Just then our Dean came into the room. His presence emphasised the highly political nature of the party. Unless she had asked Crossan, Lady Moyne could not have got hold of any one of more influence with our north of Ireland Protestant democracy. The Dean cannot possibly be accustomed to the kind of semi-regal state which is kept up at Castle Affey. I should be surprised to hear that he habitually dresses for dinner. It was only natural, therefore, that he should be a little overawed by the immensity of the rooms and the number of footmen who lurk about the halls and passages. When he began explaining to me the extreme iniquity of the recent Vatican legislation about mixed marriages, he spoke in a quite low voice. As a rule this subject moves the Dean to stridency; but the heavy magnificence of Castle Affey crushed him into a kind of whisper. This encouraged me. If the Dean had been in his usual condition of vigour, I should not have ventured to do anything except agree with him heartily. Feeling that I might never catch him in a subdued mood again, I seized a chance of expressing my own views on the mixed marriage question. It seems to me that the whole difficulty about the validity of these unions might be got over by importing a few priests of the Greek Church into Ireland. The Vatican, I believe, recognizes that these Orientals really are priests. The Protestants could not reasonably object to their ministrations since they refuse to acknowledge the jurisdiction of the Pope. A mixed marriage performed by one of them would, therefore, be valid in the opinion of the ecclesiastical advisers of, let us say, the bridegroom. It would be quite unobjectionable to those responsible for the soul of the bride. I put my plan as persuasively as I could; but the Dean did not seem to see any merit in it. Indeed I have never met any one who did. That is the great drawback to trying to help the Irish nation out of its difficulties. No one will ever agree to a reasonable compromise.

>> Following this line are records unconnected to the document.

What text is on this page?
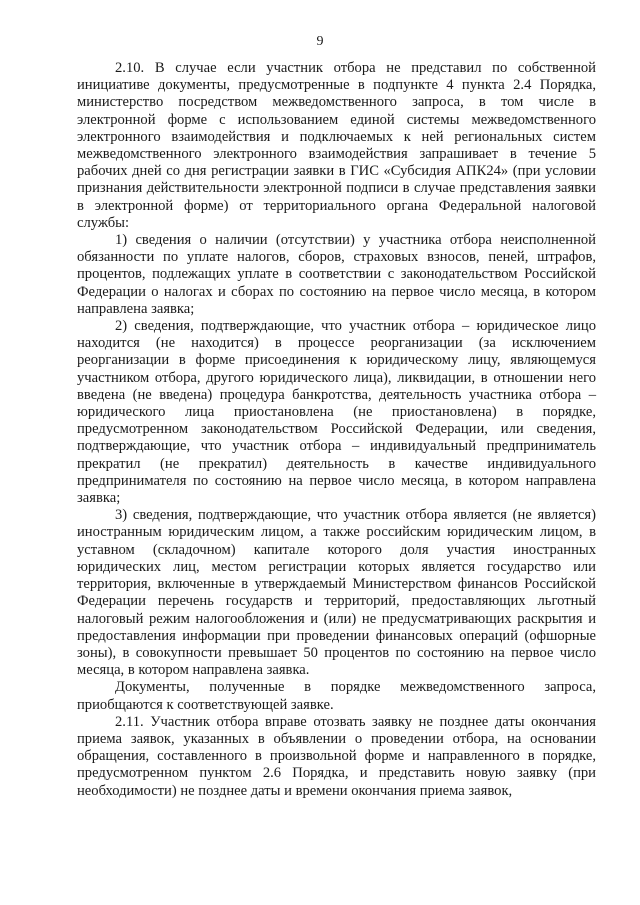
9

2.10. В случае если участник отбора не представил по собственной инициативе документы, предусмотренные в подпункте 4 пункта 2.4 Порядка, министерство посредством межведомственного запроса, в том числе в электронной форме с использованием единой системы межведомственного электронного взаимодействия и подключаемых к ней региональных систем межведомственного электронного взаимодействия запрашивает в течение 5 рабочих дней со дня регистрации заявки в ГИС «Субсидия АПК24» (при условии признания действительности электронной подписи в случае представления заявки в электронной форме) от территориального органа Федеральной налоговой службы:

1) сведения о наличии (отсутствии) у участника отбора неисполненной обязанности по уплате налогов, сборов, страховых взносов, пеней, штрафов, процентов, подлежащих уплате в соответствии с законодательством Российской Федерации о налогах и сборах по состоянию на первое число месяца, в котором направлена заявка;

2) сведения, подтверждающие, что участник отбора – юридическое лицо находится (не находится) в процессе реорганизации (за исключением реорганизации в форме присоединения к юридическому лицу, являющемуся участником отбора, другого юридического лица), ликвидации, в отношении него введена (не введена) процедура банкротства, деятельность участника отбора – юридического лица приостановлена (не приостановлена) в порядке, предусмотренном законодательством Российской Федерации, или сведения, подтверждающие, что участник отбора – индивидуальный предприниматель прекратил (не прекратил) деятельность в качестве индивидуального предпринимателя по состоянию на первое число месяца, в котором направлена заявка;

3) сведения, подтверждающие, что участник отбора является (не является) иностранным юридическим лицом, а также российским юридическим лицом, в уставном (складочном) капитале которого доля участия иностранных юридических лиц, местом регистрации которых является государство или территория, включенные в утверждаемый Министерством финансов Российской Федерации перечень государств и территорий, предоставляющих льготный налоговый режим налогообложения и (или) не предусматривающих раскрытия и предоставления информации при проведении финансовых операций (офшорные зоны), в совокупности превышает 50 процентов по состоянию на первое число месяца, в котором направлена заявка.

Документы, полученные в порядке межведомственного запроса, приобщаются к соответствующей заявке.

2.11. Участник отбора вправе отозвать заявку не позднее даты окончания приема заявок, указанных в объявлении о проведении отбора, на основании обращения, составленного в произвольной форме и направленного в порядке, предусмотренном пунктом 2.6 Порядка, и представить новую заявку (при необходимости) не позднее даты и времени окончания приема заявок,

I took Lady Moyne in to dinner and enjoyed myself very much. She was—as indeed she always is—beautifully dressed. Although she talked a good deal to Babberly who sat on the other side of her, she left me with the impression that I was the person who really interested her, and that she only turned occasionally to her other neighbour from a sense of duty. Babberly talked about Unionist clubs and the vigorous way in which the members of them were doing dumb bell exercises, so as to be in thoroughly good training when the Home Rule Bill became law. The subject evidently interested him very much. He has a long white beard of the kind described as patriarchal. When he reaches exciting passages in his public speeches, and even when he is saying something emphatic in private life, his beard wags up and down. On this occasion it rose and fell like a foamy wave. That was what convinced me that he was really interested in the activity of the Unionist clubs. Lady Moyne smiled at him in her bewilderingly bewitching way, and then turned round and smiled at me.
“But,” I said, “do you actually mean to go out and do battle?”